Wendy Lee
Postdoctoral Research Fellow
Universtity of Melbourne
I’m currently a Postdoctoral Research Fellow in Meta-Optical Devices at the University of Melbourne which is affiliated with the ARC Centre of Excellence for Transformative Meta-Optical Systems (TMOS). My research interests lie in metasurfaces for a myriad of real-world applications, upconverting nanoparticles and nanophotonics. From my Ph.D days I have built up significant experience in teaching, lab demonstrating, experimentation with lasers just to name a few. I have won numerous awards for teaching and research aside from being awarded some grant funding for my research. I am very active in Outreach Activities, promoting Optics and Women in STEM to the public and school visits. I would like to further my career in academia through research and teaching in addition to seeking more outreach opportunities to spark interest in meta-optics and nanophotonics. During my free time, I run a guild for massively multiplayer online role-playing games and build many lego sets.

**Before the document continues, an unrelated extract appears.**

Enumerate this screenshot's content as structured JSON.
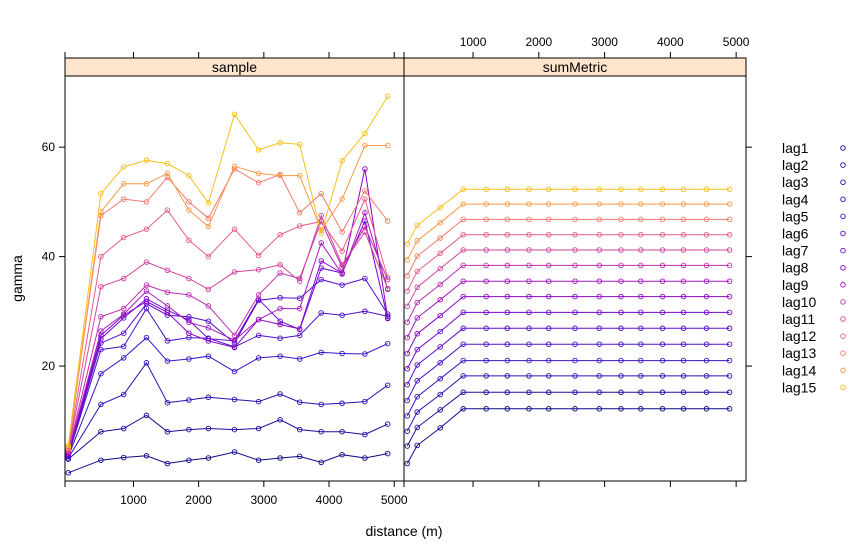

Turning the invisible, visible!
Upconverting nanoparticles combined with carefully designed materials have been shown to generate enhancement in a wide variety of output wavelengths. This project aims to develop an enhancement platform to efficiently convert infrared light into visible light, to put simply, “turning the invisible (infrared light), visible”. Lanthanide (Ln) based upconverting nanoparticles (UCNPs) can be used as a platform to emit visible wavelength light in response to low power infrared (IR) pumping. Currently some of the major issues with these devices are their low efficiencies and the fact that lasing thresholds are higher than desired. The project aims to design, fabricate, and demonstrate efficient UCNP microlasers. A continuous wave microlaser that operates at room temperature conditions with low loss and high photostability could pave the way for a myriad of applications in sensing. An optimal metasurface that improves near-field enhancement has been designed for this purpose. This metasurface, consisting of resonators designed to resonate at the pumping wavelength (980 nm) and at the emission wavelength (660 nm) with significant electric field enhancement have been simulated, fabricated, and is undergoing experimental validation. This work will pave the way for future applications that would benefit from collecting the generated visible light from the UCNP-integrated metasurfaces with a visible-wavelength camera such as night vision goggles for first responders or defense related purposes.